Ainsi, les enfants passent presque autant de temps – voire sans doute plus, selon les âges – sur les écrans qu’à l’école. Une tendance particulièrement marquée pour les adolescents. Les 13-19 ans surfent sur Internet presque 18h par semaine, jouent à des jeux vidéo pendant 9h25 et regardent la télévision presque 9h selon une étude d’Ipsos avec Bayard/Milan et Unique Heritage Media.
Les conséquences d’une telle exposition sont connues même si elles ne peuvent être associées uniquement aux écrans : obésité infantile, retard langagier, troubles du sommeil, anxiété, stress, difficultés de concentration, et bien d’autres.
Ainsi, 88 % des jeunes (15-24 ans), s’estiment en manque de sommeil et 39 % ont des difficultés pour s’endormir. Raison pour laquelle les experts recommandent d’éteindre tous les écrans au moins une heure avant d’aller se coucher afin de favoriser l’endormissement.
À l’école
Le déploiement inconsidéré du numérique éducatif représente un véritable danger. La présence de plus en plus généralisée des écrans à l’école ne permet pas aux élèves de mieux réussir scolairement, ni d’adopter un usage raisonné du numérique.
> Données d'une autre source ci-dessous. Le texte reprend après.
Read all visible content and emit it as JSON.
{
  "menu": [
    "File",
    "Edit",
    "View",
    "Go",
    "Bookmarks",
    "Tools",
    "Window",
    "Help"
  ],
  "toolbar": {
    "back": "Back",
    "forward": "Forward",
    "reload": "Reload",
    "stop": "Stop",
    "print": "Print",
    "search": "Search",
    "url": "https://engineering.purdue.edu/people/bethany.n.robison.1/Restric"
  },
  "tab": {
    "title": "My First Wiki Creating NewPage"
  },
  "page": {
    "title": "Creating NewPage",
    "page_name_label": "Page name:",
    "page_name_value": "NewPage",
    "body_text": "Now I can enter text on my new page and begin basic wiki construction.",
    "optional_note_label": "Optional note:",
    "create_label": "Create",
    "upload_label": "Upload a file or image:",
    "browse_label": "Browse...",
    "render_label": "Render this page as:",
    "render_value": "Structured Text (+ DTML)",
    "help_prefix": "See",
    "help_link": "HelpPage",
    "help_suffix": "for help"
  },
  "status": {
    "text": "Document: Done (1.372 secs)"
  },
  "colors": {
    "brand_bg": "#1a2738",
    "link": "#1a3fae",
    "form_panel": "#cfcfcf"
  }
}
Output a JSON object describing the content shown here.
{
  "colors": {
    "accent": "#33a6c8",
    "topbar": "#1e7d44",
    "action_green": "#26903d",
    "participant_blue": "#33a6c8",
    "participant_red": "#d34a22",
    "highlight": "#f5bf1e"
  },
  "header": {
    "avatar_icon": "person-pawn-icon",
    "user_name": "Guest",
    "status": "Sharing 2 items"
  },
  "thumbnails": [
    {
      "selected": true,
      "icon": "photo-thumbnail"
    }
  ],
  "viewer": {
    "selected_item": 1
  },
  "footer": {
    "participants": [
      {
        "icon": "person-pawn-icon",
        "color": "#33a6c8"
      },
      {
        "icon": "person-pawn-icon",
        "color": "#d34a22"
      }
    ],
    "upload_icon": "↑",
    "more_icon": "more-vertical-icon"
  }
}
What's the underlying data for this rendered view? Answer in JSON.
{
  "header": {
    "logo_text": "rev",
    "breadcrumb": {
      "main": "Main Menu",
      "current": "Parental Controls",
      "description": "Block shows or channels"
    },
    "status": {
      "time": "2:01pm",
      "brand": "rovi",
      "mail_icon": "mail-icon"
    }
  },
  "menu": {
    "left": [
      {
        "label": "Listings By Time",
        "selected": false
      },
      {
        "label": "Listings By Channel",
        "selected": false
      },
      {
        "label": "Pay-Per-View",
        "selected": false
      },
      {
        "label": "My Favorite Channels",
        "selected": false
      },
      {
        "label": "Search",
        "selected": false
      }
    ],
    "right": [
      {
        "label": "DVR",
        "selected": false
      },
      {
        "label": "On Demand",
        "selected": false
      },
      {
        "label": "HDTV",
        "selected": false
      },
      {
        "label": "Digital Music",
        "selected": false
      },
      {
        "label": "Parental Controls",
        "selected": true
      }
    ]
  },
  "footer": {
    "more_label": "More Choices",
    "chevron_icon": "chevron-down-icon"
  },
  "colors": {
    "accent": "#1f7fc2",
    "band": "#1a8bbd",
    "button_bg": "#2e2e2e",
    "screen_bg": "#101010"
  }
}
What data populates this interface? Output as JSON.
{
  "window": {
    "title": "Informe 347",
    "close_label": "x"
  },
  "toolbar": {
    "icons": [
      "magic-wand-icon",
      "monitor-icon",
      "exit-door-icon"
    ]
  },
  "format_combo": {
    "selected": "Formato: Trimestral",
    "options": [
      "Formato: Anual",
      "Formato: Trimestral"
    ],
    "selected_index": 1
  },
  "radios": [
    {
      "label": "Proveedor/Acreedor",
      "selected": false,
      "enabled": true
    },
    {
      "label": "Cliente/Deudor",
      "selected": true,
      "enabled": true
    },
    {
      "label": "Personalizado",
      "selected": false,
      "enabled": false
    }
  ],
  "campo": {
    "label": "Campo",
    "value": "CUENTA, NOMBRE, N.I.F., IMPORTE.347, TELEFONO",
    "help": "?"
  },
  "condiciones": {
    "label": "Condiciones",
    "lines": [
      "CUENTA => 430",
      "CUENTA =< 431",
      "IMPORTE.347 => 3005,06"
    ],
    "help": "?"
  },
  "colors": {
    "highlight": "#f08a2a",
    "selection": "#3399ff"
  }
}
Nous n’avons pas besoin d’une instruction par le numérique : l’école doit rester un lieu dans lequel son emprise reste limitée.
Comme le dénonce la récente tribune parue en février dernier contre la numérisation de l’apprentissage :
« L’Éducation nationale met le numérique au cœur de l’instruction, valide la surexposition comme norme et appelle cela modernisation de l’école et innovation pédagogique. Mutation qu’elle impose sans consulter ni enseignants ni parents et sans l’évaluer.
[…]
Pour éduquer les citoyens de demain, le ministère n’investit pas dans l’humain mais dans la technologie.
[…]
Éduquer AU numérique n’est pas éduquer PAR le numérique. Or, aujourd’hui, c’est bien une éducation PAR le numérique qu’on développe ; l’éducation AU numérique est pour ainsi dire inexistante. »
Les enfants reçoivent leur premier smartphone en moyenne à l’âge de 9 ans et neuf mois, révèle une étude réalisée par Médiamétrie en 2020. Selon l’étude toujours, les enfants “sont très tôt propriétaires de leurs propres appareils” : console de jeu vidéo, tablette, télévision, portable.
L’ampleur du phénomène a le mérite de susciter de nombreuses réactions : le remède au-delà du repère d’âge un peu arbitraire selon les écrans, réside dans la prise de conscience et la restauration d’un dialogue autour des écrans entre enfants et parents.
« Les enfants ne sont pas accros aux écrans, c’est surtout qu’ils n’ont pas autre chose à faire et que c’est l’activité la plus simple. L’écran fait écran à la relation », explique Flore Guattari-Michau, psychologue associée à l’étude de l’Inserm citée précédemment.
« Dans ces conditions, comment accepter que l’Éducation nationale renforce surtout la dépendance au numérique, produisant davantage des consommateurs captifs que des utilisateurs avisés, avec des opinions qui se forgent plus par les algorithmes que par la réflexion. Ou comment fabriquer une pensée standardisée ?
[…]
Isolés devant des machines, comment apprendre à faire société ? Il y a de quoi s’interroger sur les véritables objectifs que nos gouvernants poursuivent à travers l’imposition de l’école numérique… »
L’école doit offrir un espace de désintoxication numérique à des élèves qui y sont de plus en plus dépendants. Cette éducation au numérique représenterait un volet parmi d’autres de la mission éducative.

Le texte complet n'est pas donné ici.